Vincent M. Bonventre, um professor da Escola de Direito de Albany, disse que a decisão foi “um grande passo”.
“No passado, esse tipo de prova era considerada mais confiável do que qualquer outra, agora o Tribunal de Apelação está dizendo: 'bem, entendemos que muitas dessas confissões podem ser falsas'”, disse ele.
Em sua opinião de 21 páginas, Read também reconheceu o que se tornou um tema explosivo no Capitólio: a gravação de interrogatórios de polícia.
“Enquanto gravar os interrogatórios deve facilitar a descoberta de confissões falsas e está se tornando uma prática padrão da polícia, negligenciar a gravação não é considerado um fator ou circunstância que pode induzir a uma confissão falsa”, escreveu ela.
Peter J. Neufeld, codiretor do Projeto Inocência, disse esperar que esse reconhecimento incentive o Legislativo estadual a efetivar uma medida proposta para exigir a gravação de todos os interrogatórios, uma parte fundamental da lei para os advogados de defesa.
“Nós nunca saberemos o que exatamente aconteceu, porque não havia uma gravação do interrogatório”, disse Neufeld sobre o caso de Bedessie. (De fato, ela confessou duas vezes, e a segunda foi gravada.)

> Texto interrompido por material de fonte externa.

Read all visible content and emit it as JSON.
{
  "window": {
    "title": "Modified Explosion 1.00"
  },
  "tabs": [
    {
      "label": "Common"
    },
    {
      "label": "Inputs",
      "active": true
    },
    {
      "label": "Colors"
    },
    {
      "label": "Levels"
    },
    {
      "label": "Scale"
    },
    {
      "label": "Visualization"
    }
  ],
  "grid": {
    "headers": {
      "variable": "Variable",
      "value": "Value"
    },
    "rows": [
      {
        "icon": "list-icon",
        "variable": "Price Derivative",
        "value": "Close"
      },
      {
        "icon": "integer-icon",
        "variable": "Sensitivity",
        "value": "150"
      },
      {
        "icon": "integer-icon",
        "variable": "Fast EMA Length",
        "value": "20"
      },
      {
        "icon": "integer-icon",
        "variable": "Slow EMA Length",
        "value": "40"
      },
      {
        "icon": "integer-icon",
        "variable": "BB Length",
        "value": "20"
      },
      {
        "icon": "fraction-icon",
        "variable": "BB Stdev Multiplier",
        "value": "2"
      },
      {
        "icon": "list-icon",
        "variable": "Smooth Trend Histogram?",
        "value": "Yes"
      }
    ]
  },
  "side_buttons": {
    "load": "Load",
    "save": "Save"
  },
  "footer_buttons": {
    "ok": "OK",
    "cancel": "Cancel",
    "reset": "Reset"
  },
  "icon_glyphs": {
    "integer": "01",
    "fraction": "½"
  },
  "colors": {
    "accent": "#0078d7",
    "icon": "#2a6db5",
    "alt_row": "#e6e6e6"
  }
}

Não é uma surpresa que o juiz chefe Jonathan Lippman tenha se juntado ao juiz Theodore T. Jones em sua discordância. Lippman há muito defende uma proteção maior contra as condenações equivocadas através de métodos como gravar as confissões e mudanças na forma como os reconhecimentos são feitos. Lippman convocou uma força-tarefa, presidida em parte por Jones, que em janeiro recomendou uma legislação para colocar essas medidas em vigor.

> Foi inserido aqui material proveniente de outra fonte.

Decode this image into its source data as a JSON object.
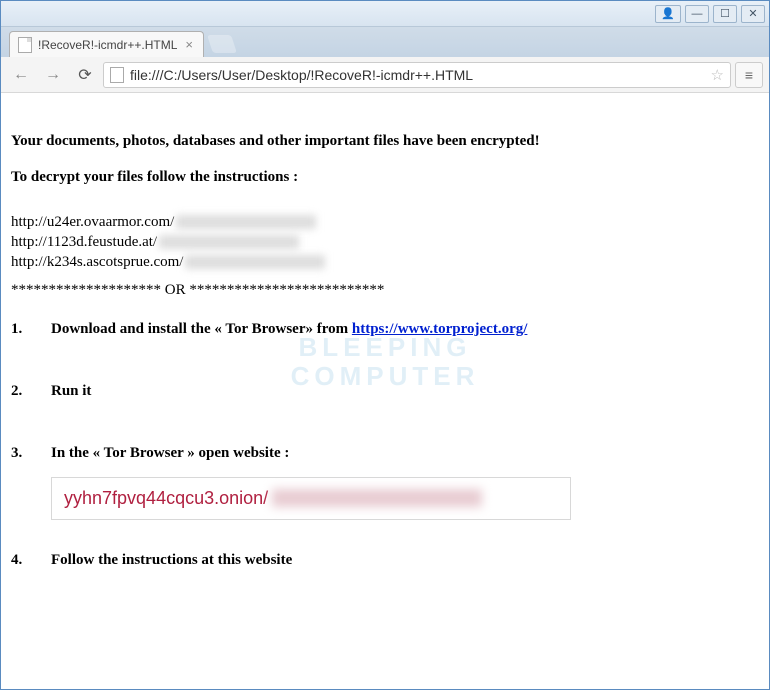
{
  "window": {
    "controls": {
      "user": "👤",
      "minimize": "—",
      "maximize": "☐",
      "close": "✕"
    }
  },
  "tab": {
    "title": "!RecoveR!-icmdr++.HTML",
    "close": "×"
  },
  "toolbar": {
    "back": "←",
    "forward": "→",
    "reload": "⟳",
    "url": "file:///C:/Users/User/Desktop/!RecoveR!-icmdr++.HTML",
    "star": "☆",
    "menu": "≡"
  },
  "page": {
    "heading1": "Your documents, photos, databases and other important files have been encrypted!",
    "heading2": "To decrypt your files follow the instructions :",
    "urls": [
      "http://u24er.ovaarmor.com/",
      "http://1123d.feustude.at/",
      "http://k234s.ascotsprue.com/"
    ],
    "divider": "******************** OR **************************",
    "steps": {
      "s1": {
        "num": "1.",
        "pre": "Download and install the « Tor Browser» from ",
        "link": "https://www.torproject.org/"
      },
      "s2": {
        "num": "2.",
        "text": "Run it"
      },
      "s3": {
        "num": "3.",
        "text": "In the « Tor Browser » open website :"
      },
      "s4": {
        "num": "4.",
        "text": "Follow the instructions at this website"
      }
    },
    "onion": "yyhn7fpvq44cqcu3.onion/",
    "watermark_line1": "BLEEPING",
    "watermark_line2": "COMPUTER"
  }
}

Embora o tribunal tenha se recusado a derrubar a condenação de Bedessie, que está cumprindo uma pena de 20 anos, “é uma decisão maravilhosa para os réus no futuro”, disse Ronald L. Kuby, que representou-a na apelação.
Bedessie, uma professora-assistente, foi acusada em 2006 de ter realizado atos sexuais com um menino de 4 anos que estava sob sua supervisão.
Em seu julgamento no ano seguinte, Bedessie testemunhou que não havia feito as coisas que havia descrito, e as confessou só depois que um detetive de polícia disse que ela podia ou falar a verdade e ir para casa ou “ir para a prisão de Rickers Island, onde ela apanharia”, de acordo com a decisão de Read.
Antes do início de seu julgamento, o advogado de Bedessie pediu ao tribunal para permitir o testemunho do Dr. Richard J. Ofshe, um especialista em confissões falsas que entrevistou a ré. O juiz negou o pedido, declarando, entre outras coisas, que o testemunho de Ofshe não teria valor para o júri.
O Tribunal de Apelação determinou que o testemunho de Ofshe não seria relevante para este caso depois de examinar um relatório que ele submeteu em nome de Bedessie. “O corpo do relatório estava cheio de discussões de questões irrelevantes, especulações e conclusões baseadas em fatos que não eram sustentados nem pela versão da ré sobre seu interrogatório”, escreveu Read.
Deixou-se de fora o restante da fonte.